ADLS Gen2 was designed with big data analytics in mind and is a key component in modern data analytics, data science, and data warehousing architectures. A fundamental component of ADLS Gen2 is the addition of a hierarchical namespace to Blob storage. To explain what this term really means, think about the file explorer on your computer. You likely have created (or at least attempted to create) an organized folder structure. Unlike Blob storage, you have the ability to create a folder structure with a hierarchy in your ADLS Gen2 account. Besides providing a familiar interface style for developers, the hierarchical namespace is preferred when working with big data analytics frameworks like Hive and Spark. Without real directories, applications must process potentially millions of individual blobs to accomplish directory-level tasks, whereas the hierarchical namespace processes these tasks by updating the parent directory. Spark jobs, for example, often write output to temporary locations and rename the location at the end of the job. The time to rename is significantly lower with a hierarchical namespace.

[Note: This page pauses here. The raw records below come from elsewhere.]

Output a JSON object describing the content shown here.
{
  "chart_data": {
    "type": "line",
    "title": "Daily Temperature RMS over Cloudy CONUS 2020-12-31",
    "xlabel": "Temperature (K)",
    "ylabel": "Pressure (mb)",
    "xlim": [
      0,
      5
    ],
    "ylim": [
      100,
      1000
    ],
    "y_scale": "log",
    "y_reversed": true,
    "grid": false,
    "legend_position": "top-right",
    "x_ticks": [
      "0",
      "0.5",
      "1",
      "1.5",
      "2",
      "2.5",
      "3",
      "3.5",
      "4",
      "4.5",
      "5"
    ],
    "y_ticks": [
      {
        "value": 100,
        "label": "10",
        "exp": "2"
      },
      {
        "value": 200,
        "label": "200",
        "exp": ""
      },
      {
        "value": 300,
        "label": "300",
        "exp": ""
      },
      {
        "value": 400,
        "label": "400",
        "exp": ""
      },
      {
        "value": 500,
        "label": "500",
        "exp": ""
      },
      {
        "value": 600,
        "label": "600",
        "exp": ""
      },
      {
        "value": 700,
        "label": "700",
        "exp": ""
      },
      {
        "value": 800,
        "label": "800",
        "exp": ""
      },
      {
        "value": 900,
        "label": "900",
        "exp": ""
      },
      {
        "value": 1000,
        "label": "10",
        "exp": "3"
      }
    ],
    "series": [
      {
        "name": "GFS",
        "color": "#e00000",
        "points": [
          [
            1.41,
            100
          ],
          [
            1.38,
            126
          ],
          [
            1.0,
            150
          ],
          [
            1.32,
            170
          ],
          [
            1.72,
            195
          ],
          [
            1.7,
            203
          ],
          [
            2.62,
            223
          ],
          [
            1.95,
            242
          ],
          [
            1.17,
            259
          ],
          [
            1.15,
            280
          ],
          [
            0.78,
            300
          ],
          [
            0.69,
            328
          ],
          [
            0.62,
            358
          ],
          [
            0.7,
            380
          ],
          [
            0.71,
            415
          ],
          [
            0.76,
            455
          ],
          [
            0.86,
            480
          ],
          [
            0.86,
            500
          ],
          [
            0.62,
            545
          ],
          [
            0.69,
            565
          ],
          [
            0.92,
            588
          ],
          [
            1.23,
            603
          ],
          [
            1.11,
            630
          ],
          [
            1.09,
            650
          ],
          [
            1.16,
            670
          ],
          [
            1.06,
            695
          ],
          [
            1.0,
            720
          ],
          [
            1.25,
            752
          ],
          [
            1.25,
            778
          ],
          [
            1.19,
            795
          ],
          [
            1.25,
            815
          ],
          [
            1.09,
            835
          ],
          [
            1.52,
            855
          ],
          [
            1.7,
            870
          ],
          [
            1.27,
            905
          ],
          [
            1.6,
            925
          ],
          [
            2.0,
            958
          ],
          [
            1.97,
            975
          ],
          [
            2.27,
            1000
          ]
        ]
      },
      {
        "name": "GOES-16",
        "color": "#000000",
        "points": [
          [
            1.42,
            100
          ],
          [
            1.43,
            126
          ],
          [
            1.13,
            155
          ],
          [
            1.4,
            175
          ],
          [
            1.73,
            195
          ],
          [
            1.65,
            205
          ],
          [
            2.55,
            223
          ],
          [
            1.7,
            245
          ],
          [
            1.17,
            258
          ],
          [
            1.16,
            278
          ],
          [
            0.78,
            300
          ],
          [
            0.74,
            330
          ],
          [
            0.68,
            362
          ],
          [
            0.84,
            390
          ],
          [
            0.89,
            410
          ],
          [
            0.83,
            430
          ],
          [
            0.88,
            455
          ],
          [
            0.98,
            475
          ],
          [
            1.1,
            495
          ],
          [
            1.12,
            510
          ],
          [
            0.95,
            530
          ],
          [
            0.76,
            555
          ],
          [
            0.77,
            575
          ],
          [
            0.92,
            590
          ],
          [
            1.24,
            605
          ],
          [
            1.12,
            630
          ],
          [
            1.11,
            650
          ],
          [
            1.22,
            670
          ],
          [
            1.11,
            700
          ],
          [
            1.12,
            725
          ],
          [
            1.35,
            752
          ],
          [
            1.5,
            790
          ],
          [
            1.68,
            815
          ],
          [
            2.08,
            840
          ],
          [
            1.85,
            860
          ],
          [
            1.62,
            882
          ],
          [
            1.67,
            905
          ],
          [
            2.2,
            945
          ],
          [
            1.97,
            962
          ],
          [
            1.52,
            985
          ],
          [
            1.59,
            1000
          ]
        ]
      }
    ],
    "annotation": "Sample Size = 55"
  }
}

if you try searching for “Azure Data Lake Storage Gen2” in the Azure portal, you will not find what you’re looking for! ADLS Gen2 accounts are provisioned by configuring the “enable hierarchical namespace” option in the creation process of an Azure Storage Account. Once you provision a storage account, you cannot modify the hierarchical namespace configuration
Azure Data Lake Store Gen2 is a superset of Azure Blob storage capabilities. In the list below, some of the key differences between ADLS Gen2 and Blob storage are summarized.
ADLS Gen2 supports ACL and POSIX permissions allowing for more granular access control compared to Blob storage.
ADLS Gen2 introduces a hierarchical namespace. This is a true file system, unlike Blob Storage which has a flat namespace. This capability has a significant impact on performance, especially in big data analytics scenarios.
ADLS Gen2 is an HDFS-compatible store. This means that Apache Hadoop services can use data stored in ADLS Gen2. Azure Blob storage is not Hadoop-compatible.
If you are storing vhd files or have a workload that would not benefit from file systems hierarchy, then ADLS Gen2 may not be the right choice.